Recent research suggests that parents may have quite a bit of influence over teaching children sharing skills- from simply modeling sharing themselves! Preliminary studies from researchers at Harvard University suggest that, when children see their parents being generous to others, young children follow suite – they are more generous with a resource (like stickers) than when they see parents being stingy to others. For older children, however, parents modeling stinginess seems to make an impact on children. That is, older children who see their parent being stingy with a resource are more likely to be stingy in turn. These results are only preliminary, but interesting, huh?

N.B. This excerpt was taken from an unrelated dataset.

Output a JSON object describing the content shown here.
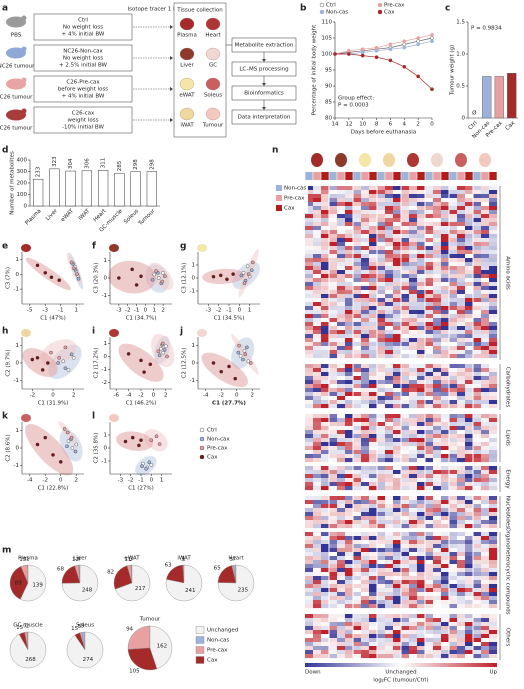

What does this mean for parents and teaching kids to share? Well, kids really are watching what you do! Model generosity in your everyday life- and add dialogue with your child so that she knows why being generous and sharing is a good thing. Here are a few other things you can do to encourage your child to share:

  • Model sharing with your child as you play, spelling it out explicitly. Try something like this: “Oh! I just realized I’ve been coloring with the blue crayon for a while now without sharing! Would you like a turn now? I’m happy to share it with you.”
  • Notice when your child does share. Ask him questions about his behavior. Try it like this: “I noticed how kindly you shared your Legos with your brother today. What made you decide to do that?”
  • Talk about how sharing makes your child and others feel. Try something like this: “Sharing is kind and makes people feel good. How did you feel when your sister shared her ice cream with you yesterday?”

References and additional information:

Killen, M. (1990). Children's evaluations of morality in the context of peer, teacher-child, and familial relations. Journal of Genetic Psychology, 151, 395-410.